1. Continuous income: She should accept the offers of others much more. She has pursued three different types of work. She needs to think about the people who offer her work. I would concentrate much more on this. I would focus much more. She would take the direct way. Then she wouldn’t be scattered. I don’t fly out of duty. She can have multiple arrows. She needs to let us go and trust that we will find her targets.
2. Inner peace with Children: When her son gets on her nerves she needs to tell him in one sentence, with eye contact. Have him repeat what she says. Clear and convincing. Then she will be heard and respected. She needs to think about me hitting the target. Then she will be more balanced even when others don’t react like she wants.
3. No stress with her parents and with her sister: as an arrow, I don’t have stress. I’m on my way. I would find out the points in her life where she can relax. She needs to stay on her own course. She would not spend so much time explaining to her parents and others. I would just stay on course. She does so much out of a sense of duty. I don’t do things out of a sense of duty.
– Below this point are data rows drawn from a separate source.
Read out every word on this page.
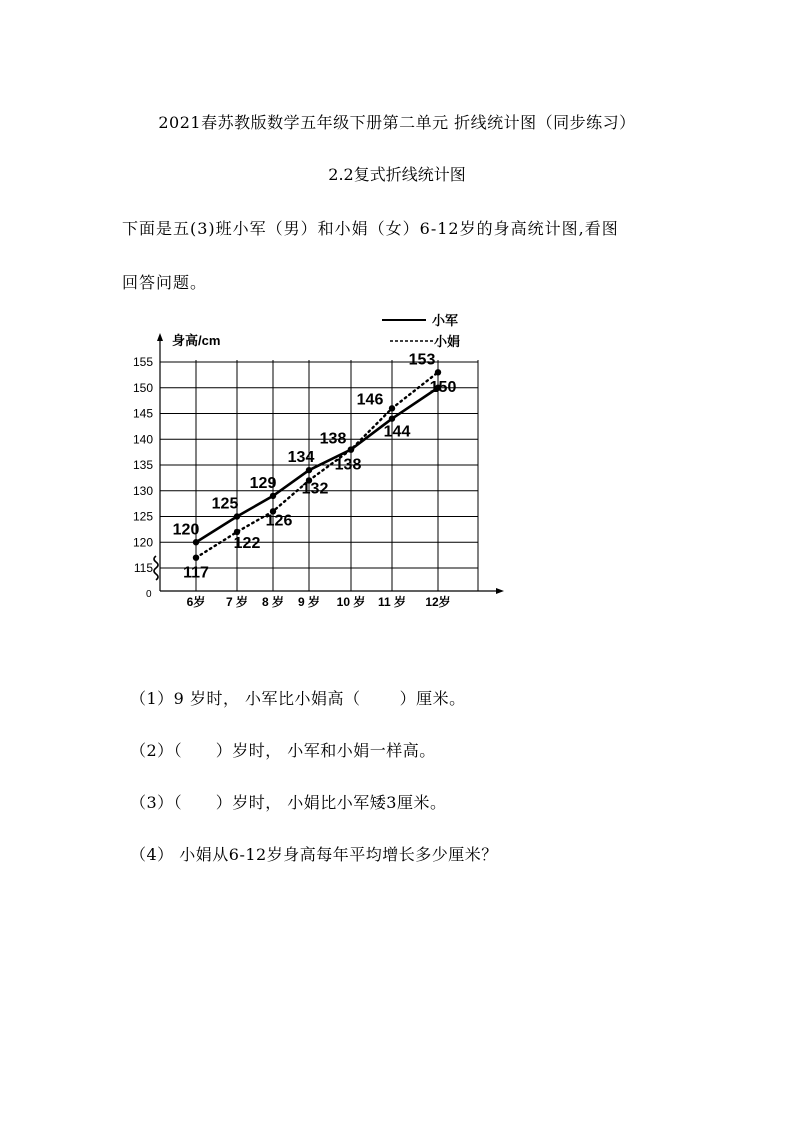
2021春苏教版数学五年级下册第二单元 折线统计图（同步练习）
2.2复式折线统计图
下面是五(3)班小军（男）和小娟（女）6-12岁的身高统计图,看图
回答问题。
身高/cm
115
120
125
130
135
140
145
150
155
0
6岁 7 岁 8 岁 9 岁 10 岁 11 岁 12岁
小军
小娟
120
125
129
134
138 144
150
117
122
126
132
138
146
153
（1）9 岁时， 小军比小娟高（       ）厘米。
（2）（      ）岁时， 小军和小娟一样高。
（3）（      ）岁时， 小娟比小军矮3厘米。
（4） 小娟从6-12岁身高每年平均增长多少厘米？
In what life situations would it be most beneficial for Catie to imagine that she is you and act as you would?
When someone provokes her. Stress in herself. At those times she needs to keep on her way.
Arrow, Catie is so stuck in her waking perspective that she is likely to forget about you. Some people find it useful to put up pictures in their bathroom, car, or at work to remind them of when to become a character. Others give their worries to them. Others have their friends talk to the character when they get stuck. Some keep a record of when and how they are to be used and when they have used them. A few have even created “tarot decks” of self-aspects to remind them of when and how to use them. What do you think would work for Catie to keep you a real, living part of their daily life?
Keep pictures of me in your car and beneath pictures of your family members to remind you to become me when your children get on your nerves in the car or when you have to deal with your parents or sister.
Here are some of the recommendations:
1. Become your arrow when you want to stay focused, light, flexible, and balanced.
2. Become your arrow when you are getting overcommited.
3. Become your arrow when you want to handle conflict in a non-aggressive way, like with your son.
4. Recognize that the arrow doesn’t feel duty. You can stay on your life course and not feel conflicted by feelings of duty.
5. Know that anger is a weapon that you can use in appropriate or inappropriate ways.
6. Know that you can have multiple arrows and not get confused or overwhelmed.
7. Consider putting up pictures of arrows where you need to be reminded of it!
8. Trust your own inner sense of direction!